Picasso's artistic output has long been broken up into periods dictated according to the woman in his life. The long, final Jacqueline phase was unequalled in the multiplicity of manners in which his subject was depicted when compared to the eras of Olga Picasso, Marie-Thérèse Walter, Dora Maar or Françoise Gilot. This was an age of renewed experimentation, a time during which Picasso both looked back through his own career, as well as to the great masters who had come before him, while simultaneously having one eye trained on contemporary developments in painting.
The motif of a woman seated in an armchair was one of the artist’s abiding subjects, appearing time and time again throughout the artist’s career. From the masterful cubist Femme en chemise (The Metropolitan Museum of Art, New York; Zervos, vol. 2, no. 522) to the undulant, deeply sensual depictions of his golden haired muse Marie-Thérèse, and the highly wrought images of Dora Maar, Picasso constantly returned to this format, the abiding pictorial idiom defined primarily by the associated iconography of his muse at the time. For his depictions of Maar in particular, Picasso imbued the chair in which he depicted her with a powerful resonance. ‘When I paint a woman in an armchair, the armchair implies old age or death, right? So, too bad for her. Or else the armchair is there to protect her’ (quoted in A. Malraux, Picasso’s Mask, New York, 1994, p. 138).

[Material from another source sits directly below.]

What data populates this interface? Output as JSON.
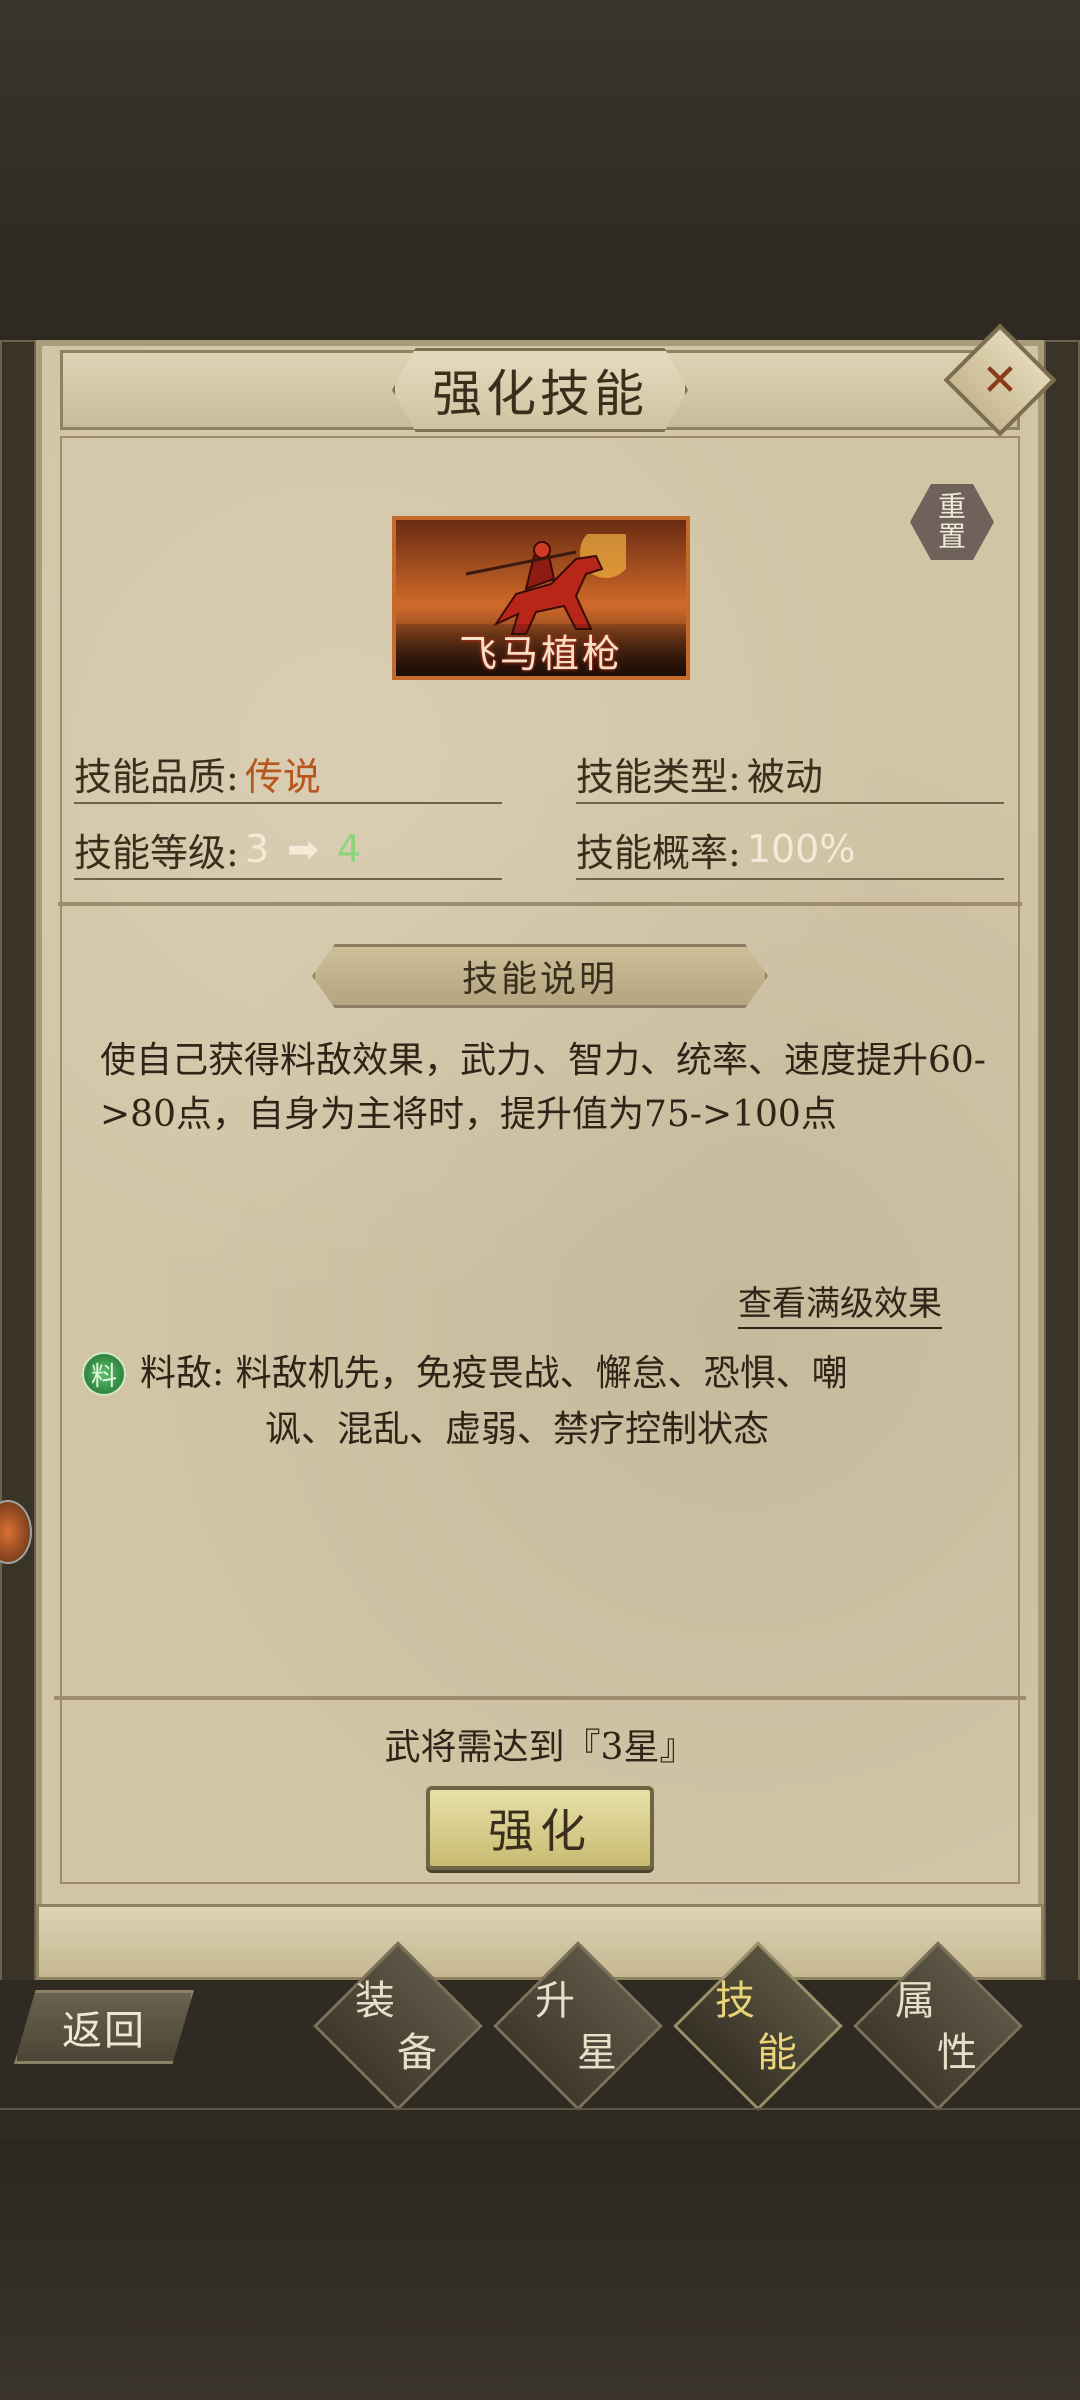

In Femme assise dans un fauteuil noir Jacqueline unquestionably commands the scene, her image invested with a sense of power and authority. With her hands resting boldly upon the throne-like chair, her regally poised head and all-seeing eyes demonstrate the artist’s thrall to his new wife. Indeed, this pose is instantly reminiscent of works such as Velázquez’s Pope Innocent X (Galleria Doria Pamphilj, Rome) – an artist to whom Picasso had recently been looking, and a work that had deeply inspired Francis Bacon at around the same time. The rich, Baroque palette of the painting heightens this sense of regal stability, as well as drawing attention to the interlocking forms of Jacqueline’s head, which Picasso has depicted with a carefully constructed collection of lines and planes. Reminiscent of the iconic double-portrait motif which he had explored throughout much of his career, here, he has portrayed Jacqueline’s face both frontally and in profile. This sculptural three-dimensionality found an equivalence in the paper cut outs and sheet metal portrait heads of her that he was creating at the same time, a reflection of the unparalleled role Jacqueline held in the artist’s life at this time, and the astonishing creativity and diversity of styles that she inspired in his art.